飲み物は、紅茶にミルクをたっぷり入れた、ロイヤルミルクティーだ。
二人は、飲み物とケーキを食べながら、次回の競技用ライダーのフォルムについて話し合いを始めた。
俊介と伸は、大学の授業で、どの講義を中心に受講しようかと、二人で相談している。
ビルは、行きと同じように、救出劇で疲労困憊し、シートをリクライニングして、すでに夢の中だ。

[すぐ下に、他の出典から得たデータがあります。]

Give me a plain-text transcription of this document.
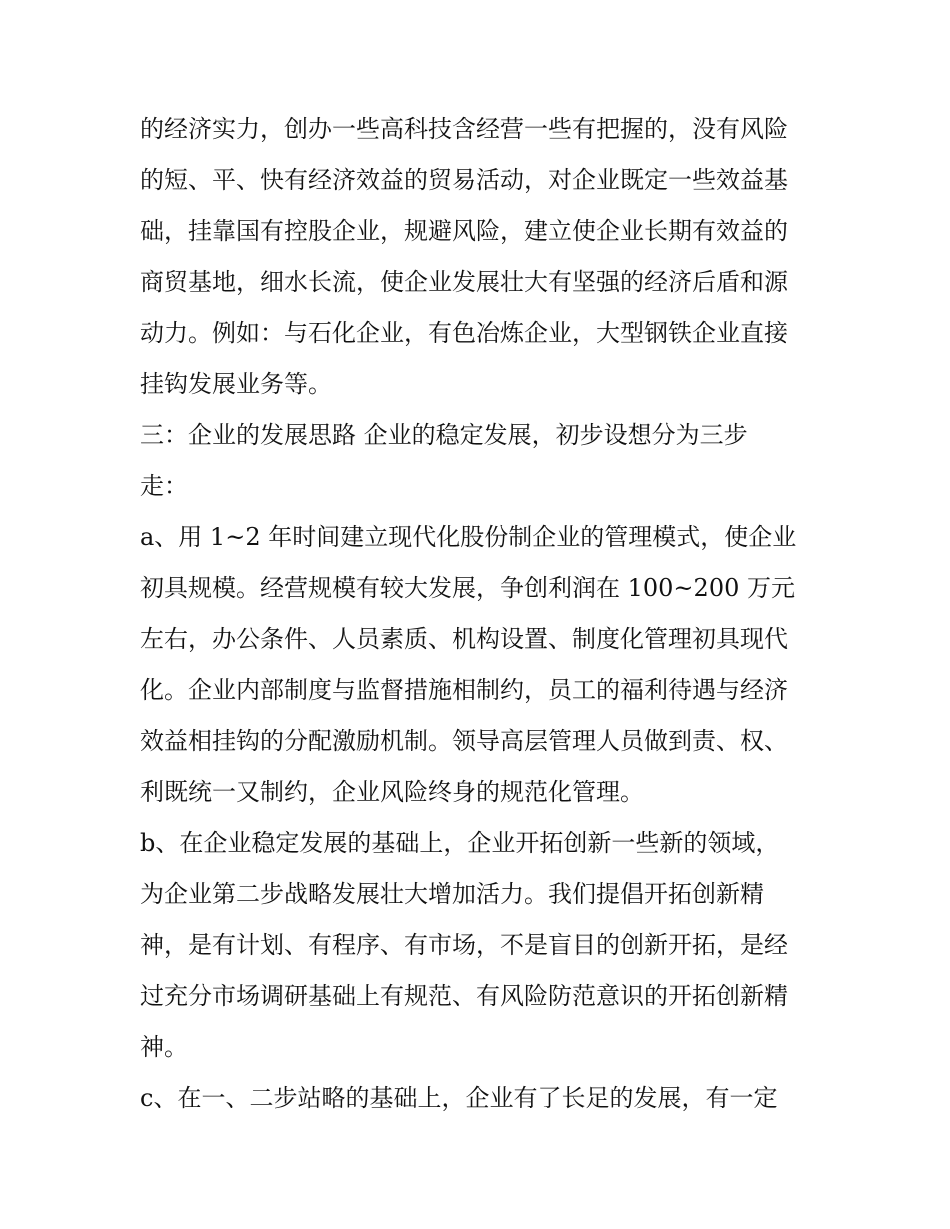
的经济实力，创办一些高科技含经营一些有把握的，没有风险
的短、平、快有经济效益的贸易活动，对企业既定一些效益基
础，挂靠国有控股企业，规避风险，建立使企业长期有效益的
商贸基地，细水长流，使企业发展壮大有坚强的经济后盾和源
动力。例如：与石化企业，有色冶炼企业，大型钢铁企业直接
挂钩发展业务等。
三：企业的发展思路 企业的稳定发展，初步设想分为三步
走：
a、用 1~2 年时间建立现代化股份制企业的管理模式，使企业
初具规模。经营规模有较大发展，争创利润在 100~200 万元
左右，办公条件、人员素质、机构设置、制度化管理初具现代
化。企业内部制度与监督措施相制约，员工的福利待遇与经济
效益相挂钩的分配激励机制。领导高层管理人员做到责、权、
利既统一又制约，企业风险终身的规范化管理。
b、在企业稳定发展的基础上，企业开拓创新一些新的领域，
为企业第二步战略发展壮大增加活力。我们提倡开拓创新精
神，是有计划、有程序、有市场，不是盲目的创新开拓，是经
过充分市场调研基础上有规范、有风险防范意识的开拓创新精
神。
c、在一、二步站略的基础上，企业有了长足的发展，有一定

逆に、海に浸かって、車内に入れなかったジャックは、熱い日差しが照り返す中、軍用ライダーで、ひたすら走っていた。
『くそっ、あつい。まだ私設ラボに着かないのか?』
そして、心の中は、文句でいっぱいだった。
数時間後、ジャックが日干しになる前に、なんとか一行は、私設ラボにたどり着いた。
ネネはカードを操作して、1Fの入り口を開けると、そのままトラックと軍用ライダーを車庫に入れる。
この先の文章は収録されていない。